Studenci z Uniwersytetu w Nowym Jorku kupili starą kanapę, płacąc za nią jedynie 20 dolarów. Była brzydka i trochę śmierdziała, ale pasowała do ich salonu.
Dwa tygodnie później Reese, Cally i Lara chcieli wspólnie obejrzeć film. Rozsiedli się na swoim nowym meblu i wtedy jedno z nich poczuło, że coś dziwnego znajduje się w poduszce. Okazało się, że schowano tam kopertę zawierającą 700 dolarów.
Studenci, nie namyślając zaczęli szukać dalej. Efekt poszukiwań całkowicie ich zaskoczył. Młodzi ludzie znaleźli kilka kolejnych kopert. W sumie, w starej, śmierdzącej kanapie znaleźli aż 40,000 dolarów! Kiedy zaczęli rozmyślać na co mogą przeznaczyć taką sumę, na jednej z kopert znaleźli imię i nazwisko kobiety.
Postanowili odszukać właścicielkę w książce telefonicznej. Udało się. Po kilku telefonach dotarli w końcu do byłej posiadaczki mebla, a co za tym idzie, również i pieniędzy.
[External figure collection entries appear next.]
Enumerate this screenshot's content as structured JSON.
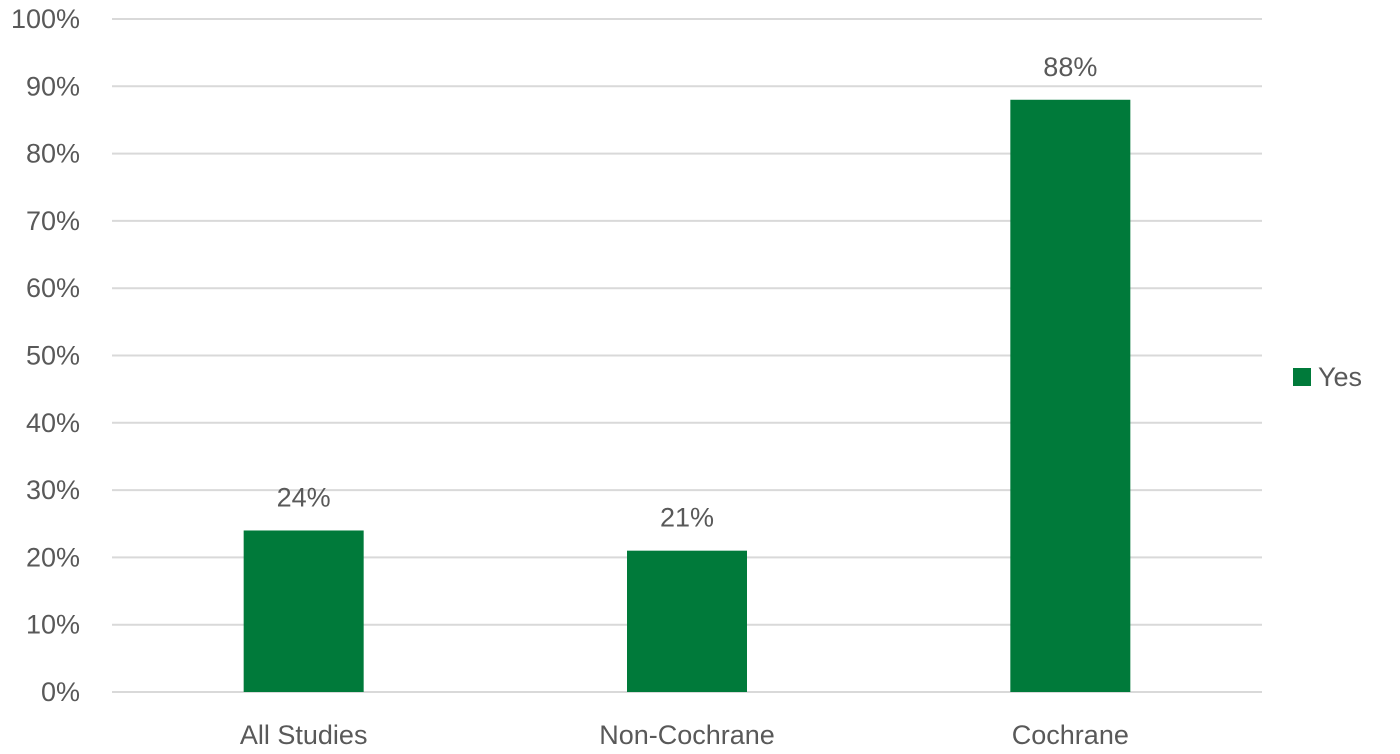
{
  "chart_data": {
    "type": "bar",
    "categories": [
      "All Studies",
      "Non-Cochrane",
      "Cochrane"
    ],
    "series": [
      {
        "name": "Yes",
        "values": [
          24,
          21,
          88
        ],
        "data_labels": [
          "24%",
          "21%",
          "88%"
        ],
        "color": "#007a3a"
      }
    ],
    "ylim": [
      0,
      100
    ],
    "yticks": [
      0,
      10,
      20,
      30,
      40,
      50,
      60,
      70,
      80,
      90,
      100
    ],
    "ytick_labels": [
      "0%",
      "10%",
      "20%",
      "30%",
      "40%",
      "50%",
      "60%",
      "70%",
      "80%",
      "90%",
      "100%"
    ],
    "grid": true,
    "legend_position": "right"
  }
}
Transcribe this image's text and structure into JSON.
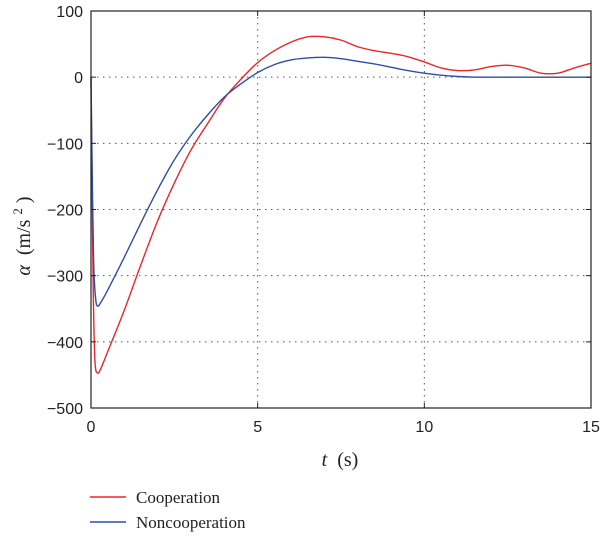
{
  "chart_data": {
    "type": "line",
    "xlabel": {
      "var": "t",
      "unit": "(s)"
    },
    "ylabel": {
      "var": "α",
      "unit_pre": "(m/s",
      "unit_sup": "2",
      "unit_post": ")"
    },
    "xlim": [
      0,
      15
    ],
    "ylim": [
      -500,
      100
    ],
    "x_ticks": [
      0,
      5,
      10,
      15
    ],
    "x_tick_labels": [
      "0",
      "5",
      "10",
      "15"
    ],
    "y_ticks": [
      100,
      0,
      -100,
      -200,
      -300,
      -400,
      -500
    ],
    "y_tick_labels": [
      "100",
      "0",
      "−100",
      "−200",
      "−300",
      "−400",
      "−500"
    ],
    "grid": "dotted",
    "legend_position": "bottom-left",
    "series": [
      {
        "name": "Cooperation",
        "color": "#e8262b",
        "points": [
          [
            0,
            0
          ],
          [
            0.03,
            -150
          ],
          [
            0.07,
            -330
          ],
          [
            0.12,
            -430
          ],
          [
            0.2,
            -447
          ],
          [
            0.3,
            -440
          ],
          [
            0.5,
            -415
          ],
          [
            1.0,
            -352
          ],
          [
            1.5,
            -283
          ],
          [
            2.0,
            -217
          ],
          [
            2.5,
            -160
          ],
          [
            3.0,
            -110
          ],
          [
            3.5,
            -70
          ],
          [
            4.0,
            -32
          ],
          [
            4.5,
            -3
          ],
          [
            5.0,
            22
          ],
          [
            5.5,
            40
          ],
          [
            6.0,
            53
          ],
          [
            6.5,
            61
          ],
          [
            7.0,
            61
          ],
          [
            7.5,
            56
          ],
          [
            8.0,
            46
          ],
          [
            8.5,
            40
          ],
          [
            9.0,
            36
          ],
          [
            9.5,
            31
          ],
          [
            10.0,
            23
          ],
          [
            10.5,
            14
          ],
          [
            11.0,
            10
          ],
          [
            11.5,
            11
          ],
          [
            12.0,
            16
          ],
          [
            12.5,
            18
          ],
          [
            13.0,
            14
          ],
          [
            13.5,
            6
          ],
          [
            14.0,
            6
          ],
          [
            14.5,
            14
          ],
          [
            15.0,
            21
          ]
        ]
      },
      {
        "name": "Noncooperation",
        "color": "#2e4ea6",
        "points": [
          [
            0,
            0
          ],
          [
            0.03,
            -120
          ],
          [
            0.08,
            -280
          ],
          [
            0.14,
            -335
          ],
          [
            0.2,
            -346
          ],
          [
            0.3,
            -340
          ],
          [
            0.5,
            -322
          ],
          [
            1.0,
            -272
          ],
          [
            1.5,
            -220
          ],
          [
            2.0,
            -170
          ],
          [
            2.5,
            -125
          ],
          [
            3.0,
            -88
          ],
          [
            3.5,
            -57
          ],
          [
            4.0,
            -30
          ],
          [
            4.5,
            -10
          ],
          [
            5.0,
            7
          ],
          [
            5.5,
            19
          ],
          [
            6.0,
            26
          ],
          [
            6.5,
            29
          ],
          [
            7.0,
            30
          ],
          [
            7.5,
            28
          ],
          [
            8.0,
            24
          ],
          [
            8.5,
            20
          ],
          [
            9.0,
            15
          ],
          [
            9.5,
            10
          ],
          [
            10.0,
            6
          ],
          [
            10.5,
            3
          ],
          [
            11.0,
            1
          ],
          [
            11.5,
            0
          ],
          [
            12.0,
            0
          ],
          [
            13.0,
            0
          ],
          [
            14.0,
            0
          ],
          [
            15.0,
            0
          ]
        ]
      }
    ]
  }
}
Kilka dni później wybrali się do pani, która powiedziała im, że przez 30 lat oszczędzała wraz z mężem pieniądze. Po śmierci małżonka, kobieta musiała przejść operację kręgosłupa i kilka tygodni spędziła w szpitalu. W czasie, gdy matki nie było w domu, córka postanowiła pozbyć się starej i zniszczonej kanapy na rzecz nowego, bardziej komfortowego mebla. Nie miała pojęcia, że w środku znajdowała się taka suma pieniędzy. W ramach nagrody, staruszka dała uczciwym studentom 1000 dolarów.